O governo do Brasil aderiu na 3ª feira (10.mar.2026) à Declaração Para Triplicar A Energia Nuclear Até 2050. O anúncio foi realizado durante a 2ª Cúpula sobre Energia Nuclear em Paris.
A adesão brasileira foi oficializada por meio de nota conjunta divulgada pelo MRE (Ministério das Relações Exteriores do Brasil) e pelo MME (Ministério de Minas e Energia do Brasil). O encontro foi organizado pela França com apoio da Aiea (Agência Internacional de Energia Atômica). Durante a cúpula, China, Bélgica e Itália também formalizaram adesão à iniciativa, elevando para 38 o número de países participantes.

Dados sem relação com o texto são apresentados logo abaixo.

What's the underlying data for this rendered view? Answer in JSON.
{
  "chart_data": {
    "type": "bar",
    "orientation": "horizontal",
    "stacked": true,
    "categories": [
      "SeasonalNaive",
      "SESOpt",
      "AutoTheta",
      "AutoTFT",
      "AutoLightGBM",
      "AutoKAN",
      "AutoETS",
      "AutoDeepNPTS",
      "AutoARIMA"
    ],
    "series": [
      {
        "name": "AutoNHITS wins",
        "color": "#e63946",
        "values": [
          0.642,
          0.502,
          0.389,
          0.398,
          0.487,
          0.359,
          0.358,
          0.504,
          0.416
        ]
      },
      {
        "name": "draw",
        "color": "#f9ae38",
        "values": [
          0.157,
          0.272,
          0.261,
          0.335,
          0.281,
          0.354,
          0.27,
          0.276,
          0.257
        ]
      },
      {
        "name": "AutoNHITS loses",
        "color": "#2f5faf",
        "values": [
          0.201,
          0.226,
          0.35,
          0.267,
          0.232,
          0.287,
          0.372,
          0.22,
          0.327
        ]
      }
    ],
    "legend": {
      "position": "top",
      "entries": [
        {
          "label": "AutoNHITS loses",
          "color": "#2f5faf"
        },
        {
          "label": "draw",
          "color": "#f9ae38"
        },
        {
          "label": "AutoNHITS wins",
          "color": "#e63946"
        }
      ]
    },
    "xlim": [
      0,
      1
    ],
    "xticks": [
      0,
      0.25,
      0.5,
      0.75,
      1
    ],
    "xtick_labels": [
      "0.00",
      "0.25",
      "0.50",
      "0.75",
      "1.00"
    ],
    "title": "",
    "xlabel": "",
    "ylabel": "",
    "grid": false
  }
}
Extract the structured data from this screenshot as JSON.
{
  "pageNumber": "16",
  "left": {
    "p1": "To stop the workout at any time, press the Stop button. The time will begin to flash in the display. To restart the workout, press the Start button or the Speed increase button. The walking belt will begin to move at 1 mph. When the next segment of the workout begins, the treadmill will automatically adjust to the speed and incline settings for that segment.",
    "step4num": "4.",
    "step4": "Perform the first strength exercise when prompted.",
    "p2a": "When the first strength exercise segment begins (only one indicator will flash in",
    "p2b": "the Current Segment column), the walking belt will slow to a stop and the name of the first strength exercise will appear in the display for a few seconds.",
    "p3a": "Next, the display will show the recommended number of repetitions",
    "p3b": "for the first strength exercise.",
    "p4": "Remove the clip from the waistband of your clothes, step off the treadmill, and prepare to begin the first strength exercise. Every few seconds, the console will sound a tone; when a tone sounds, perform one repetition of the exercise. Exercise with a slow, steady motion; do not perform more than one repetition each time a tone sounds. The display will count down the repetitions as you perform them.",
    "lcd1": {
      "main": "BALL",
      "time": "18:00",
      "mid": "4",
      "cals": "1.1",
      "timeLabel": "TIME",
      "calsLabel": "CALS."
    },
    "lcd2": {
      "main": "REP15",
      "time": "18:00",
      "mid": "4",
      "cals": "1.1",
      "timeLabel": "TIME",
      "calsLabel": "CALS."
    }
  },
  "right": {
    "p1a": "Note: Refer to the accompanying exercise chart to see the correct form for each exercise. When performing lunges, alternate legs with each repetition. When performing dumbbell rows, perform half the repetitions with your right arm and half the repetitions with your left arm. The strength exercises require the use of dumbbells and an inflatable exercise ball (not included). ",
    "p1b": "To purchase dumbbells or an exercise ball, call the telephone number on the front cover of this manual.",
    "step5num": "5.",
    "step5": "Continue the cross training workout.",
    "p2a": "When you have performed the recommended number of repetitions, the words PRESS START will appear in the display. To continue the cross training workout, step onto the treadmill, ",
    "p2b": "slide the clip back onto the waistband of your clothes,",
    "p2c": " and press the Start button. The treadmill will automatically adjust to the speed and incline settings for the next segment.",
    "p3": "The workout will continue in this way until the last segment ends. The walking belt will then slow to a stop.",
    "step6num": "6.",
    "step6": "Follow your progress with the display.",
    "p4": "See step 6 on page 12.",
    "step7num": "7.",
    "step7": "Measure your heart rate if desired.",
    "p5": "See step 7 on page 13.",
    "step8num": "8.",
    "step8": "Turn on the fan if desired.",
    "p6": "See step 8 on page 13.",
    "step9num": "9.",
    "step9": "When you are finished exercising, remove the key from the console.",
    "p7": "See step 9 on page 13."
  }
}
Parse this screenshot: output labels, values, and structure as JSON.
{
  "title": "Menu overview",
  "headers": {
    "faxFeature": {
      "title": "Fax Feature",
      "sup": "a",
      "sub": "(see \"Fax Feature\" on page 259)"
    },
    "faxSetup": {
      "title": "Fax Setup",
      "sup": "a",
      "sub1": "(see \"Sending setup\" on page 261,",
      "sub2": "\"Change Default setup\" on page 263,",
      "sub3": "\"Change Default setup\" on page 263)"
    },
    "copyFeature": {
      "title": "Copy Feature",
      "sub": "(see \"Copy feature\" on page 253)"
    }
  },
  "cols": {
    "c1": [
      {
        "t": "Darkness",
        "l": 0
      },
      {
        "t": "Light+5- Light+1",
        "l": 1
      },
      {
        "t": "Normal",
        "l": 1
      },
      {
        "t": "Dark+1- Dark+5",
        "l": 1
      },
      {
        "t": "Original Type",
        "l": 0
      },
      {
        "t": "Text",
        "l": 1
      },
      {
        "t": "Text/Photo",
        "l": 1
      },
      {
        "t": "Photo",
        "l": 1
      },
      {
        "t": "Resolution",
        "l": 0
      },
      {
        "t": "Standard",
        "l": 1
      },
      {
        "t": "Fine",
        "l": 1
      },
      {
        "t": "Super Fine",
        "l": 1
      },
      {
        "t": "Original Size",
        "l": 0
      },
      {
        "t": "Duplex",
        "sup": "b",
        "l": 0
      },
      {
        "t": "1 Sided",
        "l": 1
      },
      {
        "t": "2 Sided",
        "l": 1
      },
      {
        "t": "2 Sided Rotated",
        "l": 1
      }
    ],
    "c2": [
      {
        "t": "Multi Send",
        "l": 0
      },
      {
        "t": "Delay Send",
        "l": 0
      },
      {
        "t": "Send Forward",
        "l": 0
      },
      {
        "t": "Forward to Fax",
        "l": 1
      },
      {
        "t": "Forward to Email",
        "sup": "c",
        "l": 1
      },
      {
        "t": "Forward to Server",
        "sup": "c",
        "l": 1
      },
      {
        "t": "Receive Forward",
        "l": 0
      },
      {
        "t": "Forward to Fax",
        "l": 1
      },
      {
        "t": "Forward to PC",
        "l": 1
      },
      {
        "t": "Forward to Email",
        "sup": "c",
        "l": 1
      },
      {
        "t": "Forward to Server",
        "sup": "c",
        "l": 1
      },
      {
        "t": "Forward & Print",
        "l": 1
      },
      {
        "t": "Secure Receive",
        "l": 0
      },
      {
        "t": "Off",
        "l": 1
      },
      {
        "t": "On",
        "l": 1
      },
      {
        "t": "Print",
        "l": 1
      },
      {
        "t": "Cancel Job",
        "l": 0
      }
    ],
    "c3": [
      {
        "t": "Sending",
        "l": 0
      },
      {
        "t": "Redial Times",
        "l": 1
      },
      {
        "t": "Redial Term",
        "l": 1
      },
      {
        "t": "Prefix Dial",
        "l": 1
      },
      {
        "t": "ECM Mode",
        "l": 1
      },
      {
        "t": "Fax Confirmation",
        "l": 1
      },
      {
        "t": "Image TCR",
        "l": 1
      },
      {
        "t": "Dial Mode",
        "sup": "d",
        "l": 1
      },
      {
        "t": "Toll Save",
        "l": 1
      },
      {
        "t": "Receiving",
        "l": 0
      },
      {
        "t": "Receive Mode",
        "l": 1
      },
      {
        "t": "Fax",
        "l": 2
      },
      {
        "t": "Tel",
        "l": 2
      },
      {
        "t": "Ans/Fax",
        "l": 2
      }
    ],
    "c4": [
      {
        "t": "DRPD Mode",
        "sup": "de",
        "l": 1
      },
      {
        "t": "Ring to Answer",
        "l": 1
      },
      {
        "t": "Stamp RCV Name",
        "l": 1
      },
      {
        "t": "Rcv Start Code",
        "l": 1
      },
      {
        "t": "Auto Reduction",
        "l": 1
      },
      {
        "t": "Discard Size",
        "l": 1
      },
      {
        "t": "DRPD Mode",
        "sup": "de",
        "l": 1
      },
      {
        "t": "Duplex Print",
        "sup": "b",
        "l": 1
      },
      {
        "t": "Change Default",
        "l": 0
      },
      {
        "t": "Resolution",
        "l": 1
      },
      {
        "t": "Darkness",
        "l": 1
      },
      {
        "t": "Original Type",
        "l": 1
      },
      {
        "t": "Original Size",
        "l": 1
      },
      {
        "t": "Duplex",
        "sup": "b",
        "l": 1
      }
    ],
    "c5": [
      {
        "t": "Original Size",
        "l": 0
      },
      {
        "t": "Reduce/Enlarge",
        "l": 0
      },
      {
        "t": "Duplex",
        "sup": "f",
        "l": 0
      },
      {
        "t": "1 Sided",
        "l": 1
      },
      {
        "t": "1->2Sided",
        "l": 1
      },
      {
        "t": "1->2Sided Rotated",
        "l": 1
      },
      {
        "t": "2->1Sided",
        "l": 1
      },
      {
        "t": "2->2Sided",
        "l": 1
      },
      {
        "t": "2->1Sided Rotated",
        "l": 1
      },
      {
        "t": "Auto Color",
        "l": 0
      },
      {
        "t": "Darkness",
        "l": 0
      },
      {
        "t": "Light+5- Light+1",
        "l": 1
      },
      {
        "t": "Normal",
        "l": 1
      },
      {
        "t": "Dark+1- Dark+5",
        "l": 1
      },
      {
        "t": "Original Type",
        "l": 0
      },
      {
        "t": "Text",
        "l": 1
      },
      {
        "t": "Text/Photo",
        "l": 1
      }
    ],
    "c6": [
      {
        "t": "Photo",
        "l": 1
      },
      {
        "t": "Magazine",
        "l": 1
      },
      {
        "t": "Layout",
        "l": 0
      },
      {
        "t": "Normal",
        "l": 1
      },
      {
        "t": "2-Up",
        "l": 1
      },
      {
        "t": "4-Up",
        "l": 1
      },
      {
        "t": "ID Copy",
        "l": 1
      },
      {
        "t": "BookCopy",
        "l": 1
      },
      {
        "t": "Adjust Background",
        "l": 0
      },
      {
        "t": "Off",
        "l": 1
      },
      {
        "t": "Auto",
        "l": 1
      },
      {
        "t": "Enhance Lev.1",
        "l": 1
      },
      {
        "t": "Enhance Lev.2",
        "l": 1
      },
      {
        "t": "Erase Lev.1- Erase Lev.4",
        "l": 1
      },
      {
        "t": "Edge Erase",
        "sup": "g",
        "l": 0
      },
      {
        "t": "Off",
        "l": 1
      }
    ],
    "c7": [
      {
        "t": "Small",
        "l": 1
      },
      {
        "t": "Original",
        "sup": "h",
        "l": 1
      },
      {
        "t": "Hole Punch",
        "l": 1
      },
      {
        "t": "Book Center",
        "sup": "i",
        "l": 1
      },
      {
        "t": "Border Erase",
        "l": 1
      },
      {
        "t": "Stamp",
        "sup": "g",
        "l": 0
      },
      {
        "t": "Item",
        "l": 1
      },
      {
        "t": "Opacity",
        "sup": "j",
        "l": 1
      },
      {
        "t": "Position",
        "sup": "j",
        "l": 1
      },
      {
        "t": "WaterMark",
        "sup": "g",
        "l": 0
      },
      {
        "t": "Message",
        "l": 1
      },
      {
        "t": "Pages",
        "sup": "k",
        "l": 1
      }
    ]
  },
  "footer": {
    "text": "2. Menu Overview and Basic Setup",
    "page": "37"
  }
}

A declaração internacional foi lançada originalmente durante a COP28, realizada em Dubai. O documento integra as discussões globais sobre estratégias para reduzir emissões de gases de efeito estufa e garantir segurança no fornecimento de energia.
O objetivo da iniciativa é mobilizar governos, indústrias e instituições financeiras para fortalecer a segurança energética e atender à crescente demanda mundial por eletricidade. Diversos países defendem a expansão da energia nuclear como forma de complementar fontes renováveis intermitentes, como solar e eólica.
O Brasil possui mais de 40 anos de operação de usinas nucleares para geração de energia elétrica. A produção nacional está concentrada no complexo de Central Nuclear Almirante Álvaro Alberto, em Angra dos Reis, operado pela Eletronuclear, subsidiária da Eletrobras. A tecnologia nuclear integra a geração de base do sistema elétrico brasileiro e contribui para a estabilidade da oferta de energia.